The budget's main features have been well-documented by the press:
• Modest reductions in the state work force -- just 80 cuts from the current level of 13,737.
• Medicaid spending would actually increase by $80 million, largely because of additional enrollees in the current difficult economy.
• To address the unfunded pension liability issues, state retirees and teachers would be asked to forgo cost-of-living increases for two years and newly hired workers would have to work until age 65 (from 62) to receive full retirement benefits.
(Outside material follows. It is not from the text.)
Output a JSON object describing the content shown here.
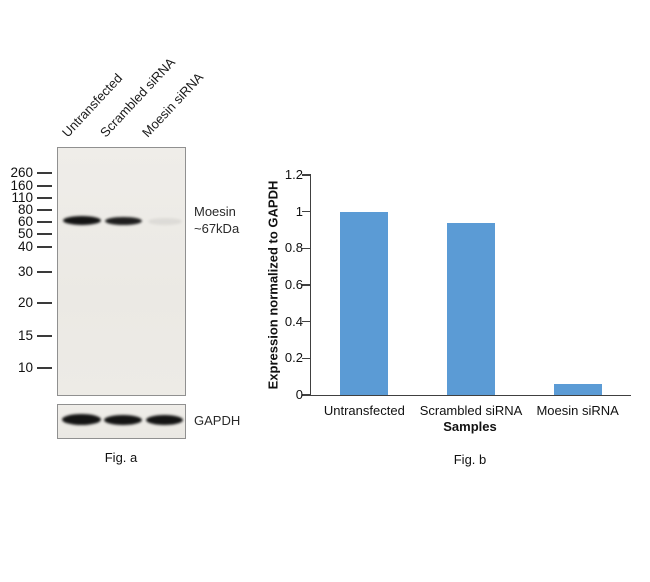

• A slight reduction in the state's income tax rate, from 8.5 percent to 7.9 percent. This is well short of the governor's stated goal of a top income tax rate of 5.5 percent, but it is a start.
• A $63 million increase in funding K-12 education, largely to cushion the loss of federal stimulus money that was received over the past two years.
• A promise to reform the welfare system, including eliminating immediate welfare benefits for legal non-citizens, such as newly arrived refugees.
• Changing the way municipalities are funded by removing the requirement that they be guaranteed 5 percent of income tax and sales tax revenue.
• Placing a two-year freeze on state bonding.
What the governor didn't say was that he was able to reduce taxes largely because the state now expects to collect more than $350 million in additional revenue over the next biennium as a result of the improving economy.
Still, there is enough pain to many vocal constituencies that the governor will have his hands full getting this budget through the Legislature.
Already, the drum beat from the Maine Education Association has begun, with chief lobbyist Steve Crouse quoted as saying : "it's going to be fairly ugly."
Nonetheless, I am not sure the governor has gone far enough in taking on the chronic problem areas of Medicaid and K-12 spending, and in addressing the overall cost of state government.
It may be that the governor is treading relatively lightly in terms of cuts to Medicaid because of the new federal legislation that makes reducing eligibility more difficult.
However, at least one state has been granted a waiver to reduce eligibility in its Medicaid program.
Maine needs to look more carefully at its generous eligibility requirements for certain aspects of the Medicaid program. K-12 spending is another area that should be revisited.
There are ways to encourage school boards to address Maine's most significant cost problem -- overly small class sizes that are expensive and do not provide meaningfully better educational results.
Finally, there is the issue of the cost of state government. Maine was judged "one of the most inefficient rural state governments in the country" by the Reinventing Maine Government report.
The governor's plan for a modest reduction in state employees is not adequate, nor is his proposal to come up with only an additional $25 million in savings in this area in the next biennium. Perhaps the governor simply wants to be prudent about overall cost reduction at a time when the economy is still fragile.
Nonetheless, the Maine economy will not fundamentally improve until we have the structural deficit issues under control. For me, the litmus test is an income tax rate below 6 percent.
If Gov. LePage can get Maine to a point where a 5.5 percent income tax is sustainable, he will have done Mainers and the Maine economy a real service.
This budget is a good start, but it is only a start.